Cage is the most enjoyable part of the movie. He does his level best, making the good scenes work as well as could be expected and trying to rise above the worst of the writing. There are times when his acting seems more risible than respectable — while he transforms into Ghost Rider the first time, he seems to be suffering an epileptic seizure while his joints freeze — but his dedication to the project shows. Unfortunately, Mendes isn’t given much to do as Roxy Simpson, Johnny’s once and future love. Peter Fonda as Mephistopheles is a neat idea, especially since the motorcycle Mephistopheles gives to his new Ghost Rider is very similar to the one Fonda rode in Easy Rider. Fonda plays the Tempter with a quiet reserve, which is quite a change from the vicious scenery chomping of Wes Bentley (Blackheart). Unfortunately, the role doesn’t give Fonda much room to work with, and the script doesn’t really show how evil Mephistopheles is — compared to Blackheart, he’s practically a white hat.

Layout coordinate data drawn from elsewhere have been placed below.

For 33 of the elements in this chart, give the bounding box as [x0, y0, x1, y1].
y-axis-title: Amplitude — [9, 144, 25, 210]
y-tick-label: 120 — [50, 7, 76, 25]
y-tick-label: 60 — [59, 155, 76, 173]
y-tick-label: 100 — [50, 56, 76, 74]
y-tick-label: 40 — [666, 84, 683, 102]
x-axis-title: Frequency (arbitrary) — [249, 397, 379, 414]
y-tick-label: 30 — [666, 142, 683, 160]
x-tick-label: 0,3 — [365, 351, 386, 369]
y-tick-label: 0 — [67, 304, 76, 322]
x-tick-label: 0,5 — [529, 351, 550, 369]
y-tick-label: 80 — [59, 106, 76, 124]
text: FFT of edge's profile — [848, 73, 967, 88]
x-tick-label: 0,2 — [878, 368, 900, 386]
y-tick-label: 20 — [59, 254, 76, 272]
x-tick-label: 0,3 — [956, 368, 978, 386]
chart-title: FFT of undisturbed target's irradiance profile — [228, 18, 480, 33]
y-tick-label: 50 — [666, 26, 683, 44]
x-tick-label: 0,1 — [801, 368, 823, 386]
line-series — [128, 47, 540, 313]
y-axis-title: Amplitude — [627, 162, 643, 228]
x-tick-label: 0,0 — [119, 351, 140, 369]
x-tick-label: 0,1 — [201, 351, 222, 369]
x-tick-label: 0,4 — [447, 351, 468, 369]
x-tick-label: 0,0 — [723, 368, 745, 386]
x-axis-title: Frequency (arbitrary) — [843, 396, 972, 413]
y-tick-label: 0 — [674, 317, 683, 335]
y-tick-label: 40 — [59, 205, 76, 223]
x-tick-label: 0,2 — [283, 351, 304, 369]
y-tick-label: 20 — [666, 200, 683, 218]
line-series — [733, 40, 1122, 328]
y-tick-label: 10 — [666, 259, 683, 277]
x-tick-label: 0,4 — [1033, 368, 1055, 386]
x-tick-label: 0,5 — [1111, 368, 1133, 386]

This is part of Johnson’s blind spot: he doesn’t know how to show the evil and menace of his antagonists. He thinks quick flashes of the character’s faces, glimpses of their skeletal structure, and cranking up the reverb on their voices makes a character frightening; actually, it makes them freakish. Blackheart kills repeatedly, which does show he’s evil, and his resistance to Ghost Rider’s powers shows he’s soulless. But there’s no nuance and no craft there — he just kills everything in his way, which is boring, and his fight with Ghost Rider isn’t all that interesting anyway. Mephistopheles just speaks softly and asks Johnny to kill the evil demon, which makes him slightly sympathetic. (Yeah, I know he damned 1,000 souls a century ago in San Venganzas, but we don’t see any of that, and hey, maybe they weren’t very nice people to begin with.)

All the blame must lie at the feet of Johnson, who wrote and directed this roadburn of a picture. (He also wrote and directed Daredevil and managed to get someone to agree to let him write some part of Elektra.) There’s a good visual here, and the actors involved aren’t hopelss. But what arrived on the screen is impossible to take seriously on any level and possible to enjoy only as a farce.